By JOHN REYNOLDS
Sunday August 05 2007
Drug cartels and crime are now less of a problem than the Colombian capital’s growing carbon footprint caused by greenhouse gases from 140,000 people moving there each year from the surrounding area, according to the World Resources Institute, a Washington thinktank.
It is understood that the Bogota development could conceivably be the same size as Treasury’s €1.2 billion ‘eco city’ on the island of Chongming near the booming metropolis of Shanghai in China. The first phase in Chongming is expected to be completed in 2010, and will eventually be home to 80,000 people, the company says.
“We’ve got a limited amount of expertise for these projects at the moment, but we’re trying to build larger teams so we can take on new projects outside China.

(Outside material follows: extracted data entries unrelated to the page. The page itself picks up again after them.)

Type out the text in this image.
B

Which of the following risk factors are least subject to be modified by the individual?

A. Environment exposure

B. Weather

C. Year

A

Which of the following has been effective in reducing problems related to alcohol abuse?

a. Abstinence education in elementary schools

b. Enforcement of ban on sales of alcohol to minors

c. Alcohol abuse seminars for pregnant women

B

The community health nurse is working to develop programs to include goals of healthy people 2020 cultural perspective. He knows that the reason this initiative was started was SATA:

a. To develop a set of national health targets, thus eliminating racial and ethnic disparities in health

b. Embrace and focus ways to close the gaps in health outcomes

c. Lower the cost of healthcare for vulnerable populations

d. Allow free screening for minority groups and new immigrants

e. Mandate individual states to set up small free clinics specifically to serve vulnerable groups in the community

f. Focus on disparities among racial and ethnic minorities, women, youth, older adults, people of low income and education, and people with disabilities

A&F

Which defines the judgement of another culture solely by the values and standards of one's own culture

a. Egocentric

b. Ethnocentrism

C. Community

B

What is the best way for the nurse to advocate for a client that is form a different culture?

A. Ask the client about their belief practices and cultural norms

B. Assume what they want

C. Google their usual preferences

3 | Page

Eco-city developments are a new way of thinking and I’m sure that eventually it’ll be the biggest thing we do as a company,” Richard Barrett, the company’s joint founder, told the Sunday Independent, last week.
Although Dublin’s population is also booming and the capital’s footprint now rivals that of central Los Angeles, the company as yet has no plans for a green city here. Barrett admits he has considered it, however: “If we had owned all of Dublin’s North Docks, we could have built an eco-development there,” he said.
Meanwhile, reports late last week suggested that Treasury Holdings had bought two huge Shanghai projects from legendary Macau casino owner Stanley Ho. The properties are thought to be worth about $1bn. The 86-year-old tycoon is one of the richest people in Asia, with an estimated wealth of over $7bn.